The Beach Tractors are a group of young families in Morro Bay, on California’s central coast. In the course of this One-Block Part...
Team Beach Tractors: meat birds arrive, oysters are shaken, and goats go for a walk on pink leashes

The Beach Tractors are a group of young families in Morro Bay, on California’s central coast. In the course of this One-Block Party contest so far, they’ve replaced concrete slab yards with edible gardens, seeded an oyster bed, and planted a rooftop garden. Their party plans include a whole separate children’s menu—grown in gardens the children tend themselves. Of course, there will be an adult feast, too. They are keeping their own active blog. This post catches up with the Tractors at the end of June.

 

Meat Chickens and Dairy Goats

As I imagine as with all teams, the Beach Tractors have been amazingly busy and productive.  Both our meat birds and goats arrived this month. The 9 chicks—all Cornish game hen crosses—are being raised indoors, and we’re debating whether to move them outside. They’ll be nearly full-size by then (they grow very, very fast), and it doesn’t seem worth the time, money, and effort to build a chicken coop just so they can enjoy two weeks outside before we need to slaughter them.

 


Amy Burton is raising the meat chickens, with the help of
Addie the guard dog (who really does guard the chickens).

 

The arrival of the goats—they are Nigerian dwarf goats—has been fun beyond belief. After searching Craigslist forever for a milking goat and kid, and not finding them, we decided to borrow goats from Meleah, the woman who provided most of our compost. Meleah owns a nursery (N’credible Edibles) and offered to let us try out two goats. She even delivered them to us. Very nice!

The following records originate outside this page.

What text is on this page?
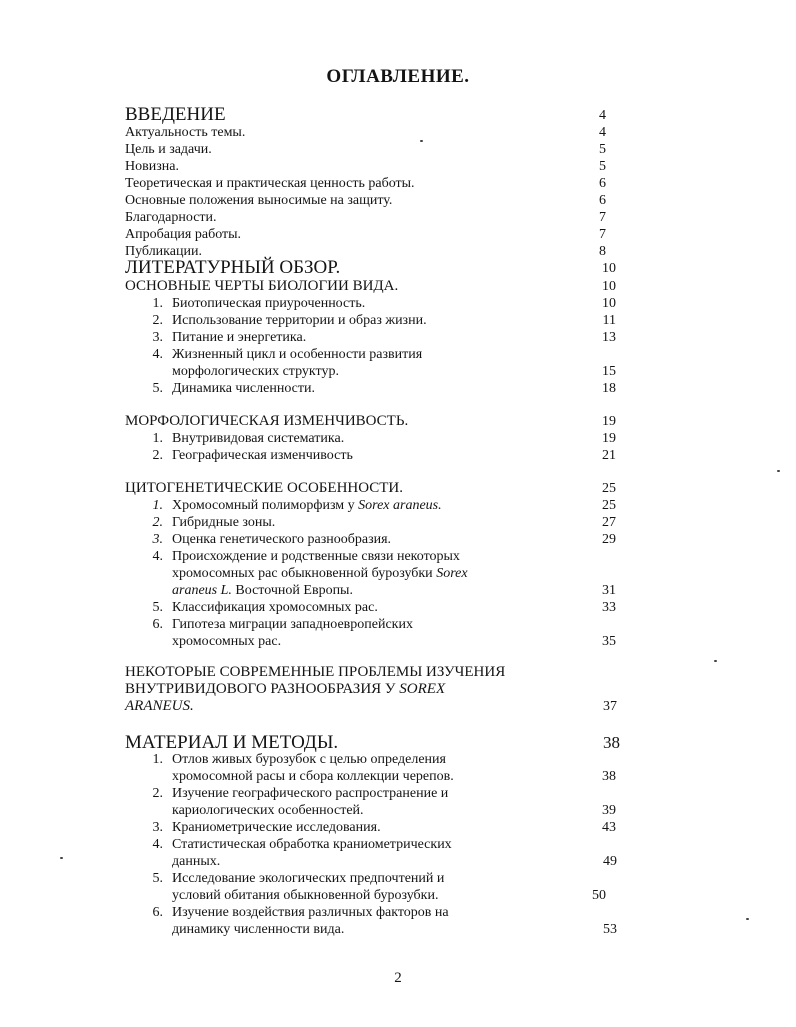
ОГЛАВЛЕНИЕ.
ВВЕДЕНИЕ	4
Актуальность темы.	4
Цель и задачи.	5
Новизна.	5
Теоретическая и практическая ценность работы.	6
Основные положения выносимые на защиту.	6
Благодарности.	7
Апробация работы.	7
Публикации.	8
ЛИТЕРАТУРНЫЙ ОБЗОР.	10
ОСНОВНЫЕ ЧЕРТЫ БИОЛОГИИ ВИДА.	10
1. Биотопическая приуроченность.	10
2. Использование территории и образ жизни.	11
3. Питание и энергетика.	13
4. Жизненный цикл и особенности развития
морфологических структур.	15
5. Динамика численности.	18
МОРФОЛОГИЧЕСКАЯ ИЗМЕНЧИВОСТЬ.	19
1. Внутривидовая систематика.	19
2. Географическая изменчивость	21
ЦИТОГЕНЕТИЧЕСКИЕ ОСОБЕННОСТИ.	25
1. Хромосомный полиморфизм у Sorex araneus.	25
2. Гибридные зоны.	27
3. Оценка генетического разнообразия.	29
4. Происхождение и родственные связи некоторых
хромосомных рас обыкновенной бурозубки Sorex
araneus L. Восточной Европы.	31
5. Классификация хромосомных рас.	33
6. Гипотеза миграции западноевропейских
хромосомных рас.	35
НЕКОТОРЫЕ СОВРЕМЕННЫЕ ПРОБЛЕМЫ ИЗУЧЕНИЯ
ВНУТРИВИДОВОГО РАЗНООБРАЗИЯ У SOREX
ARANEUS.	37
МАТЕРИАЛ И МЕТОДЫ.	38
1. Отлов живых бурозубок с целью определения
хромосомной расы и сбора коллекции черепов.	38
2. Изучение географического распространение и
кариологических особенностей.	39
3. Краниометрические исследования.	43
4. Статистическая обработка краниометрических
данных.	49
5. Исследование экологических предпочтений и
условий обитания обыкновенной бурозубки.	50
6. Изучение воздействия различных факторов на
динамику численности вида.	53
2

Before the goats arrived, we had to make sure they would be secure in our side yard. For $50 we bought 150 feet of chain-link fencing and installed it perfectly. However, after we went inside the house to rest, we wondered why the phone and Internet were not working. Well, I had sliced the buried phone line in half while digging the holes for the posts.

  


Me, trying to find exactly where I sliced through our phone line.
(Photo by Abby Diodati)



Mama and Baby, the goats, arrived on a rainy day (why does it never, ever rain in June until of course we have to grow food for a contest?) and one of the first things we did was take them for a walk around the neighborhood during the Morro Bay Triathlon. It was absolutely hilarious to see the looks on the exhausted faces of the runners, many of whom were probably wondering whether the fatigue was making them hallucinate.

 

 Mama and Baby, out for a stroll. (Photo by John Diodati)


We got the goats for milk, but haven’t successfully milked Mama yet. The combination of her stubbornness and our ignorance make for a funny scene. Meleah is going to teach us how to milk her soon.

 

Goat tours, compliments of a kid’s brain. What you get from a goat:
Your choice of ice cream, a photo in Sunset Magazine, milk, or cheese. Prices vary
.

 

In the meantime, we have been receiving milk from the local schoolbus driver, who raises goats on her property. We’ve made a few batches of yogurt and cheese in preparation for the OBF.

 

Oysters

We are still shaking those suckers in their bags twice a week, the way Neal Maloney of Morro Bay Oyster Company taught us. This is one of the hardest projects we’re attempting. As I drove to work early one morning, I saw my neighbor, having just returned from an oyster-bag shake, covered in mud.

Spring on the central coast is always windy, but this spring has been one for the record books. Last weekend, our family canoed to the oysters only to find our five bags in a jumbled mess. They had blown into another row of oysters and gotten tangled. Everything is now fixed, though, and it looks like we haven’t lost any oysters.


 


Scary oyster tangle.

 


Beer Garden

The barley is tall and healthy. Although the hops vine started off strong, the June rain seemed to have stunted its early growth.

 

Barley (left) and wheat.

 

Project Sugar

In Dave Smith’s garden, a brave attempt to grow sugarcane:

 

The first sprouts finally appear!

 

Vegetables

 



All of our veggies look healthy, but the fog arrived two days ago—bringing June gloom. So we’re going to have to watch out for mold and other fungal diseases. The Muff family pickled all these artichokes the other day.

Dave Burton, our mad scientist, is willing to try to make veggies grow in our coooooool coastal climate, and to do so he uses a hoop house, which I love. He puts three or four layers of blankets on it every night and monitors it with a remote thermostat.



Just about everyone has some sort of greenhouse going this year, so hopefully our plants will stay strong and produce in time for the feast. If the fog is persistent, July’s update could be depressing!

 

Children with sunflowers are always uplifting, though. These are the Muff kids (the blondes) with a friend.

 

 

And our Kid’s Garden is shining bright. It has tables where the parents can sit and chat, and plenty of room for the kids to run around.